Baxter Dury's new album, I Thought I Was Better Than You, kicks off in bizarre if touching manner. 'Hey Mommy. Hey Daddy! Who am I...' drones Baxter to the void. 'America's Kubla Khan...' 'The son of Ghenghis Khan...' 'Business Class Villains...'
In less than a minute, the album has established its themes. Its tone and voice. In the words of a friend I was chatting to yesterday, (who already has his own signed copy), it's 'sardonic London lyrics and Eurotrash pop.' Ray Winston in Sexy Beast meets Serge Gainsbourg at the Boxing next to the ring in Paris lighting up cigars, ordering bubbly.
I Thought I Was Better Than You is the realisation of a calibration of persona that Baxter has been engaged in diligently for the twenty years of his recording career it seems, since first stepping up as a young grown up 2002 with his first offering Len Parrot's Memorial Lift on Rough Trade Records.
Baxter's come a long way since. Utterly comfortable in his skin by now. He's method. Laandon Method. Danny Dwyer's got nothing on him. Baxter is class. He could have been cast in Quadrophenia. Not afraid to be foolish. He's in touch with his inner child. He knows, just like Adam Ant did, that ridicule is nothing to be scared of. But he channels that ridiculousness that childishness to make increasingly adult statements. He's the Guvnor. I'd say he's getting better with every record and he was pretty good right from the start.

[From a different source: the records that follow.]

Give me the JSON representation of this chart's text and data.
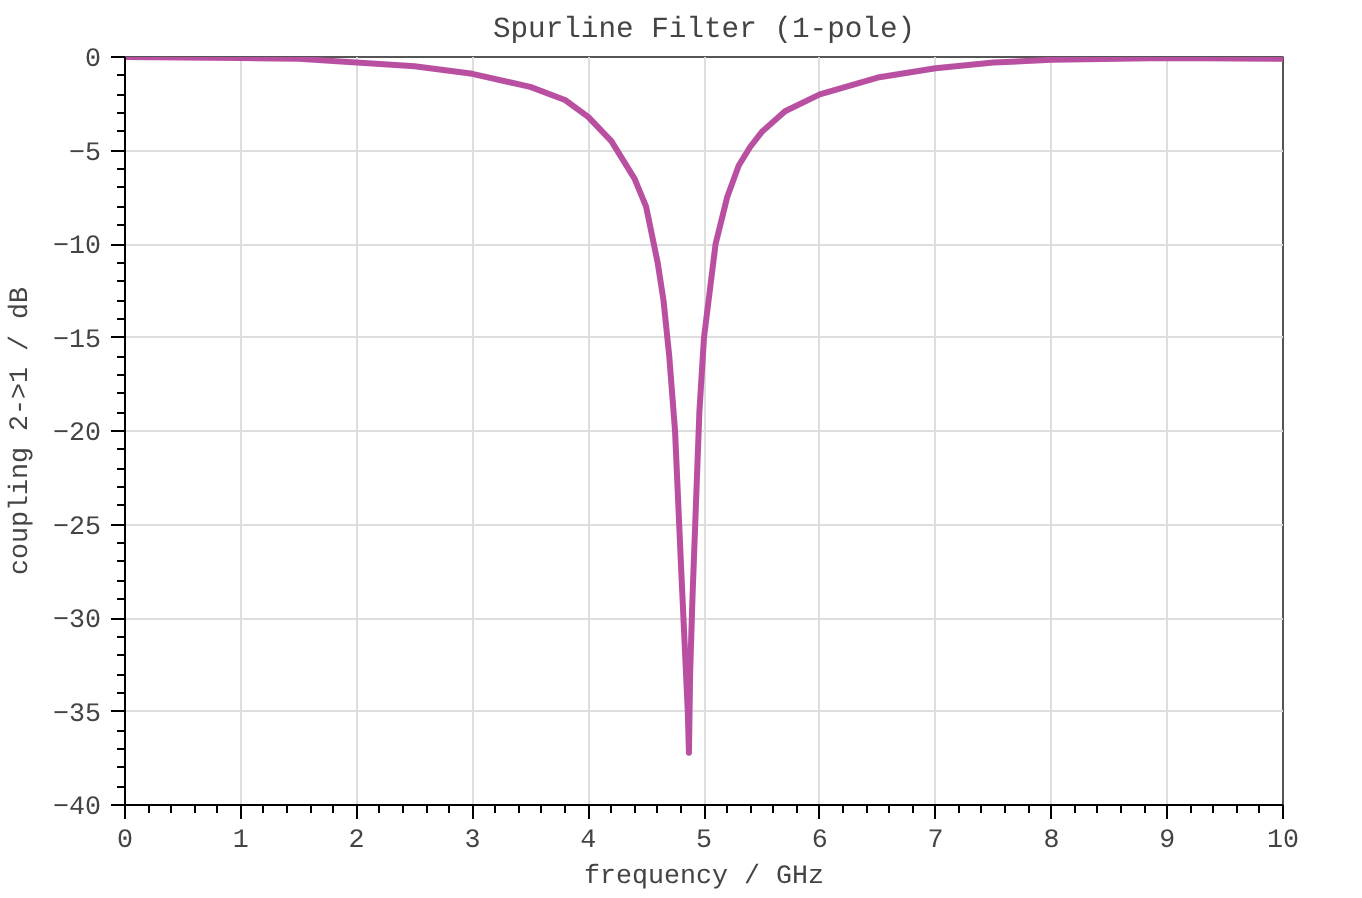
{
  "chart_data": {
    "type": "line",
    "title": "Spurline Filter (1-pole)",
    "xlabel": "frequency / GHz",
    "ylabel": "coupling 2->1 / dB",
    "xlim": [
      0,
      10
    ],
    "xticks": [
      0,
      1,
      2,
      3,
      4,
      5,
      6,
      7,
      8,
      9,
      10
    ],
    "ylim": [
      -40,
      0
    ],
    "yticks": [
      -40,
      -35,
      -30,
      -25,
      -20,
      -15,
      -10,
      -5,
      0
    ],
    "grid": true,
    "line_style": "solid",
    "series": [
      {
        "color": "#b94fa0",
        "x": [
          0,
          1,
          1.5,
          2,
          2.5,
          3,
          3.5,
          3.8,
          4,
          4.2,
          4.4,
          4.5,
          4.6,
          4.65,
          4.7,
          4.75,
          4.8,
          4.83,
          4.86,
          4.87,
          4.88,
          4.9,
          4.93,
          4.96,
          5.0,
          5.05,
          5.1,
          5.2,
          5.3,
          5.4,
          5.5,
          5.7,
          6,
          6.5,
          7,
          7.5,
          8,
          9,
          10
        ],
        "values": [
          0,
          -0.05,
          -0.1,
          -0.3,
          -0.5,
          -0.9,
          -1.6,
          -2.3,
          -3.2,
          -4.5,
          -6.5,
          -8,
          -11,
          -13,
          -16,
          -20,
          -27,
          -31,
          -35,
          -37.2,
          -33,
          -29,
          -24,
          -19,
          -15,
          -12.5,
          -10,
          -7.5,
          -5.8,
          -4.8,
          -4,
          -2.9,
          -2,
          -1.1,
          -0.6,
          -0.3,
          -0.15,
          -0.05,
          -0.1
        ]
      }
    ]
  }
}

An enlarged photo of Baxter graces the sleeve of I Thought. It's wonderful and apt. A man of Laandon, making his way in the world, still haunted by his past. A childhood of being passed from household to household, a vagrant and underloved tag along child, while his Daddy sought fame and fortune in the Pop World.

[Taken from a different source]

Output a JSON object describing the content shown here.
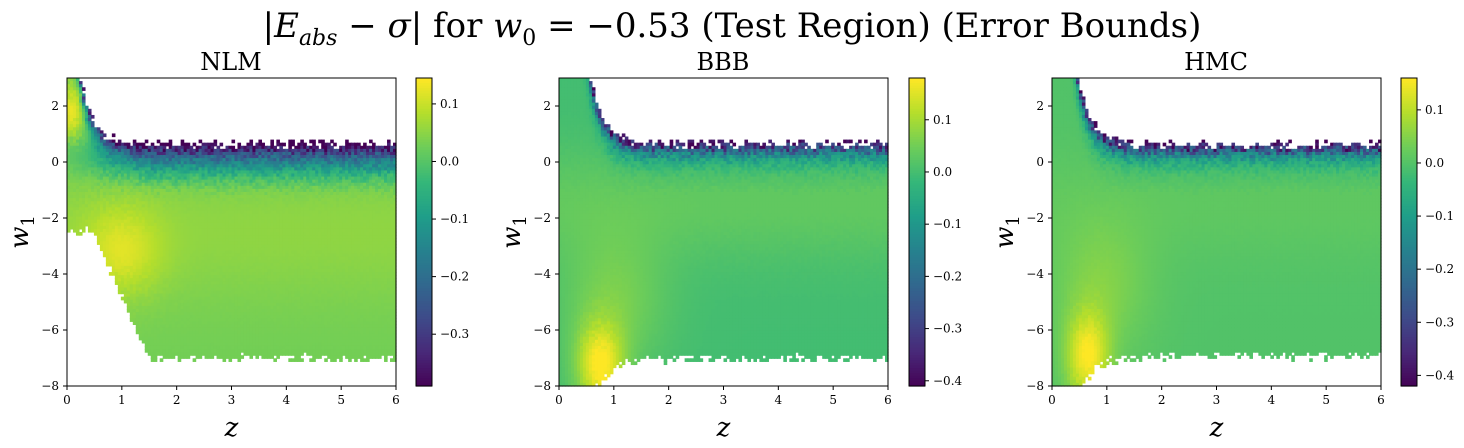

Baxter is still the small man who stared out at us from the sleeve of Ian's New Boots & Panties, pretending to be a big man. This is half an hour on the therapist's couch. It's a brilliant and sustained concept. Throughout it foregrounds the female backing vocalists who acts as his chorus in every tune. A Greek Chorus via Balham Fruit & Veg Market.

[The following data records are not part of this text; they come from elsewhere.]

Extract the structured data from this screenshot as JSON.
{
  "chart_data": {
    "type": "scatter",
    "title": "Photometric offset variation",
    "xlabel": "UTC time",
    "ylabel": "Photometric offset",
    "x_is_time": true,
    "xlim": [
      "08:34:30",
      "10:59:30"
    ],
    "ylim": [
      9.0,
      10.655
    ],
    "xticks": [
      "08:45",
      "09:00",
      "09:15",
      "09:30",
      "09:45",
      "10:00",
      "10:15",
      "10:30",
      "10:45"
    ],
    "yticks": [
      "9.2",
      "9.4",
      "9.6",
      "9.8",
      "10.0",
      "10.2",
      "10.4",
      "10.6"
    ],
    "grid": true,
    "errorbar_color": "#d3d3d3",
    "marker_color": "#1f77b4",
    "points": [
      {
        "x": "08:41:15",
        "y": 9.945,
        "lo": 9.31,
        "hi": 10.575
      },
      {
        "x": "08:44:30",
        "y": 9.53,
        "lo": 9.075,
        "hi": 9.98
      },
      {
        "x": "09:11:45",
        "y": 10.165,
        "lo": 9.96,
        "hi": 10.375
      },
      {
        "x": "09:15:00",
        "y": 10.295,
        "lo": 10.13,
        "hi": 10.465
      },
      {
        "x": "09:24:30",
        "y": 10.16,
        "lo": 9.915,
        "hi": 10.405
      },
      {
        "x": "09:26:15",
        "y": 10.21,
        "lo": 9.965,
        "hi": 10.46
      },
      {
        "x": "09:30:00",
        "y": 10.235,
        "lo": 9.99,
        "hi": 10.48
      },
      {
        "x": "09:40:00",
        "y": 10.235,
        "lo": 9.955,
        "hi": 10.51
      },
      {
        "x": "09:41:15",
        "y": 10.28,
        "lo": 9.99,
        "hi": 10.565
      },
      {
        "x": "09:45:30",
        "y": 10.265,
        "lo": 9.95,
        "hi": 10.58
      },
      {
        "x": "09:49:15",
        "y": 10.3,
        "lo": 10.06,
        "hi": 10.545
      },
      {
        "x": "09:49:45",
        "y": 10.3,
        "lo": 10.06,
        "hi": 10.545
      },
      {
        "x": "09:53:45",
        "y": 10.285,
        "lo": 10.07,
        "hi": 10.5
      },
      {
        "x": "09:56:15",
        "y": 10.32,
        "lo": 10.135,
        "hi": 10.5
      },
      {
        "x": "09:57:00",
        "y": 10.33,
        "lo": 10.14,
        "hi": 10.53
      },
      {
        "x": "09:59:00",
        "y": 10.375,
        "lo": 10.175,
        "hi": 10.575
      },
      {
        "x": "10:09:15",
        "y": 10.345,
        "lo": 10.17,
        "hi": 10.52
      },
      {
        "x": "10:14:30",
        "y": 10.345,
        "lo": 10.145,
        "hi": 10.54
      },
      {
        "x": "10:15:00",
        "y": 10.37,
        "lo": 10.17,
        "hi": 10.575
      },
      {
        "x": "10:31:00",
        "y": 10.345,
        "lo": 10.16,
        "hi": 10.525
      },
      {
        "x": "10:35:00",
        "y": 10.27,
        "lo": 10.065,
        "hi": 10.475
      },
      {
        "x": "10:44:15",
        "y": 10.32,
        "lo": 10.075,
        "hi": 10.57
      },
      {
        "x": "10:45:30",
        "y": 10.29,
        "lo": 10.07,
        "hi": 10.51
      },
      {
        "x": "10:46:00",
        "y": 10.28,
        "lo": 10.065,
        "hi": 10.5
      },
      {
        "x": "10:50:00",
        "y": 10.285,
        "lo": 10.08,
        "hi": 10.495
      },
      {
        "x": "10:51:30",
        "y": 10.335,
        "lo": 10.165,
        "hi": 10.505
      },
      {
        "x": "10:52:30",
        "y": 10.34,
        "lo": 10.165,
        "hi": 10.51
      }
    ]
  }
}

Musically, he casts his net wide. There's Serge. His Dad. His Dad is always there. Baxter will always be 'the son of a famous working class poet,'. He knows he comes with a heavy legacy and doesn't wish to shed it, or hide from it, quite the opposite in fact. But he wants to do his own thing. He has a magpie's ear, a mimic's gift and there's Kendrick and Tyler in addition to Nancy & Lee, and Aldous Harding in the grooves here..
In short it's a wonderful, realised concept character sturdy of flawed machismo. Vulnerable. Unhinged. Bob Hoskyns in Long Good Friday. Daniel Craig in Layer Cake. .Baxter Dury in I Thought I Was Better Than You. Tremendous record. Geezer.